Altro provvedimento che ha avuto un iter lungo in Parlamento, finendo su un binario morto, è la riforma dei partiti. Dopo varie vicissitudini, l’opposizione di Forza Italia e l’accusa di voler “punire” i Cinque Stelle, Movimento che rivendica di non essere un partito, il Pd ha portato a compimento una riforma che non impedisce ai pentastellati di potersi presentare alle elezioni qualora non depositino uno Statuto ma che comunque introduce una serie di vincoli sulla trasparenza. Approvata dalla Camera poco meno di due anni fa (giugno 2016), la legge è sparita dai radar.
Dopo vari stop and go ed essere stata messa nel congelatore per mesi, la legge sulla legalizzazione della cannabis ha incassato lo scorso 19 ottobre il primo via libera della Camera ma ha subito lo stralcio delle norme relative alla legalizzazione dell’uso personale, mentre viene consentito esclusivamente l’uso terapeutico. Il primo testo era stato depositato nel 2013, poi ne sono stati aggiunti altri nel 2015. Contro il provvedimento sin dall’inizio si è schierato il Centrodestra, Lega in testa mentre favore hanno votato Pd, Cinque Stelle, Mdp, Scelta civica-Ala, Sinistra Italiana-Possibile e Psi. Alternativa popolare si è astenuta. Anche in questo caso, però, nulla di fatto.
Sulla legittima difesa invece l’iniziativa è stata del Centrodestra, in particolare della Lega la cui proposta di legge mirava a riconoscere sempre la legittima difesa in caso di rapina nella propria abitazione o luogo di lavoro. Una lunga discussione e trattativa ha caratterizzato l’iter del testo in parlamento.
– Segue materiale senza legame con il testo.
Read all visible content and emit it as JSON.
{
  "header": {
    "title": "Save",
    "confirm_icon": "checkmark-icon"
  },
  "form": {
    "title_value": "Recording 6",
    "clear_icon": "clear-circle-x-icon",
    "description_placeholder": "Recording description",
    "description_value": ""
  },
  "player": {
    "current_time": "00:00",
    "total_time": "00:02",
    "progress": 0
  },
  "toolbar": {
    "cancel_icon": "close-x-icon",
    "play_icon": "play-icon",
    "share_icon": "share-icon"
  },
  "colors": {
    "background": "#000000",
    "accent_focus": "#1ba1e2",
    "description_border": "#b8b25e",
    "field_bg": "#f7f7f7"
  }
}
Un blitz del Pd in commissione alla Camera ha poi modificato il testo, trasformando la proposta da iniziativa in quota alle opposizioni a iniziativa, di fatto, della maggioranza, che ne ha ammorbidito i contenuti. Giunta in Aula, lo scontro è stato durissimo, con le proteste di Lega e FdI che, alla fine, hanno votato contro. Il testo è stato approvato lo scorso 4 maggio con i voti favorevoli di Pd, Ap, Civici e innovatori e i voti contrari – oltre ai partiti di Salvini e Meloni – di Cinque Stelle, Forza Italia, Sinistra Italiana e Mdp. Da allora si è atteso invano l’ok del Senato.
Nell’elenco, in ordine sparso, ci sono però molti altri provvedimenti. Dalla legge Fiano contro la propaganda del regime fascista e nazista (un solo articolo, già approvata alla Camera) a quella sul “nuovo” conflitto d’interessi, promessa a più riprese dai principali esponenti di Governo – da Matteo Renzi a Maria Elena Boschi fino al Guardasigilli Andrea Orlando – ma rimasta lettera morta dopo l’ok di Montecitorio datato 25 febbraio 2016. Senza dimenticare la legge che pone dei limiti alla candidabilità di giudici e pm e fissa dei paletti per il loro ritorno in organico firmata dall’ex ministro Francesco Nitto Palma (FI). Nemmeno mai partito invece l’iter per l’approvazione di una legge che regolamenti l’attività di lobbying.